The Finnish occupational pensions sector is considering the effects of reforms to the country’s health and social care system that come into force on 1 January 2019. Under the so-called Sote reform, the private sector will be assuming responsibility for a greater share of social and health services from the public sector. 

In practice, the reform could mean the pensions of 220,000 municipal employees transferring from the municipal pensions system (KuEL) to a mandatory defined benefit arrangement covering private sector employees (TyEL). Most of those to be transferred work in the social and healthcare sector and are female. In addition, 5,000 employees from state regional administrative services are set to become employees of the provinces. All those affected will retain their accrued benefits, including pensions.

From the pension perspective, moving provision from the public to the private sector will reduce the numbers covered by the KuEL and boost the numbers covered by TyEL.

The Finnish Ministry of Social Affairs and Health commissioned experts to evaluate the effects of the reform on contribution rates. This group consists of representatives from the Finnish Pensions Alliance (Tela), five pension funds and Finnish Centre for Pensions (ETK). It published its report in October.

The report outlines two scenarios as a result of the transfer of employees to the private system. In the first scenario, a sixth of the estimated 220,000 personnel transfers to TyEL, and in the second, a third transfers.

According to the report, a one-sixth reduction in the number of provincial employees would increase the local government pension KuEL contribution rate by 0.8 percentage points between 2020 and 2080. A reduction of one-third would increase contribution rates over the same period by 1.7 percentage points. When the transfer of employees from state entities to the provinces is taken into account, the corresponding increases in contribution rates are 0.7 and 1.6 percentage points. TyEL contributions would reduce by 0.4% in the case of a sixth of employees transfer and by 0.8% if a third transfers. 

“Compared to our previous calculation, the birth rate will drop by 7% each year. That is why there will be fewer pension contributors in the future” 

Heikki Tikanmäki

The report concludes that a transfer of employees of this scale would reduce the level of TyEL contributions over the long term, while increasing the funding share of provinces. The report states: “In addition, the contribution levels of the Self-Employed Persons’ Pension Act (YEL) and the Farmers’ Pensions Act (MYEL), as well as of the local government pensions system, would reduce, because these are currently tied to TyEL contributions. The transfers of employees would reduce the pension expenses of the public sector. Provinces would, however, fund indirectly TyEL contributions as they are included in the price of outsourced services.
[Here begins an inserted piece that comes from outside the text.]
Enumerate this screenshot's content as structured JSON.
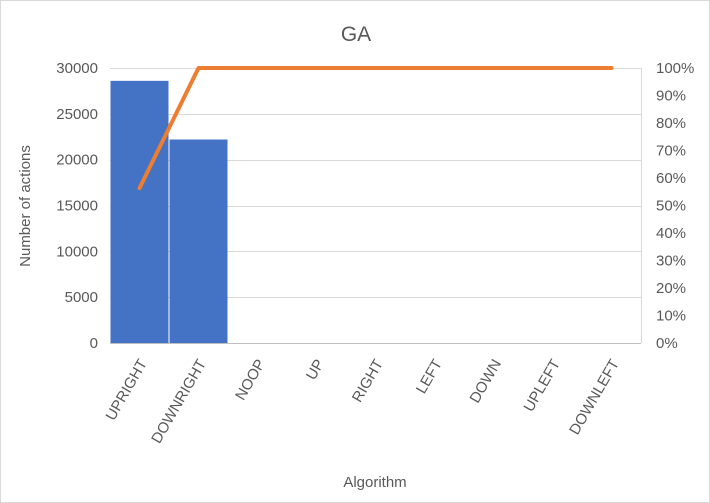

As a whole, the transfer would grow the funding share of provinces and the share of all pension expenses.”

The report also notes that 90% of the contributions to be transferred from the municipal pensions system to TyEL are from women and only 10% from men. This ratio is significant because women’s pension expenses in relation to earnings are greater than men’s because of their longer life expectancy.

In October, the ETK reported that a difficult investment environment and a weak economic outlook was creating pressure for a temporary rise in earnings-related pension contribution. The pressure will persist if Finland’s birth rate remains low. Over the next decade, the real return on investments is expected to be below 3%; after that, the ETK expects a real return of 3.5%.
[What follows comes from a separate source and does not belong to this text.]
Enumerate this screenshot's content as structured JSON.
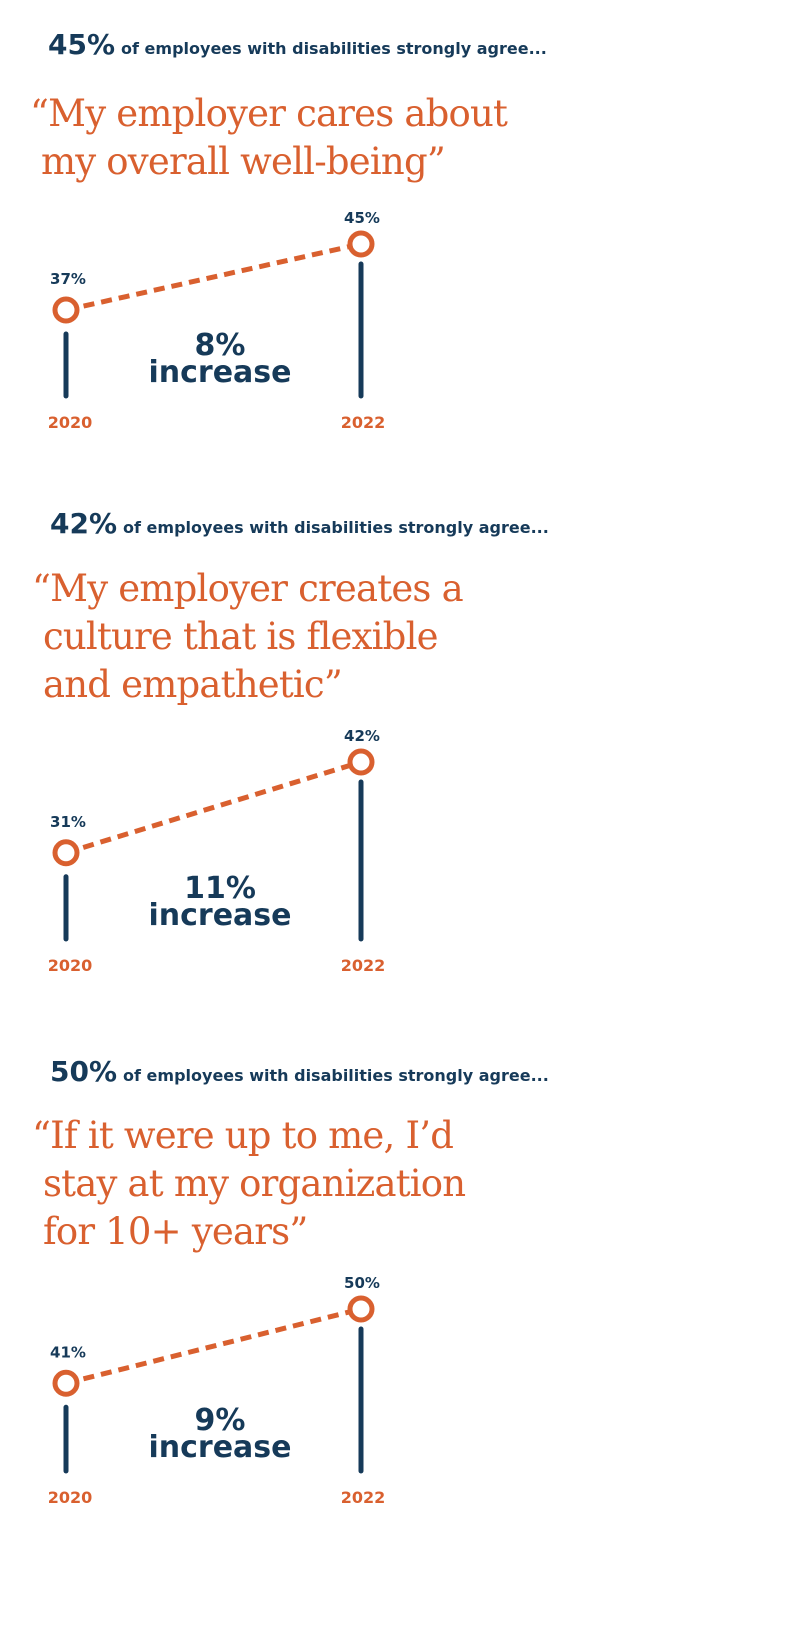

The contribution income of the pension system will also fall below the expected level in the next few years. This is due to the weak employment outlook and the moderate earnings growth agreed in Finland’s Competitiveness Pact. The current earnings-related pension contribution of 24.4% will only be sufficient up to the early 2020s. After that, there will be pressure to increase it temporarily by 0.5%. The earnings-related pension contribution would then stabilise at its current level from the 2030s to the 2050s.
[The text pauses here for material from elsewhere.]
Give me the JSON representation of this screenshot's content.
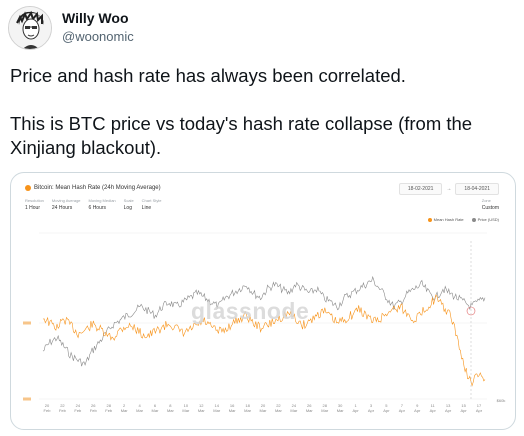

“Because of the 2017 pension reform, the earnings-related pension expenditure is easy to project. However, it does not remove the risk that the economic outlook places on contribution income and the investment assets. The development in the near future will determine how strong the pressure to raise the contribution rate will be,” says Mikko Kautto, director at ETK.

The Finnish population will grow throughout the review period and the number of people who have turned 65 years will rise year on year. By 2030 there will be nearly 200,000 more retirees than today. Taking into account Statistics Finland’s projected birth rate, the number of working-age people will fall throughout the period, with the exception of the 2030s and the early 2040s.

“Compared to our previous calculation, the birth rate will drop by 7% each year. That is why there will be fewer pension contributors in the future,” Heikki Tikanmäki, development manager at ETK says.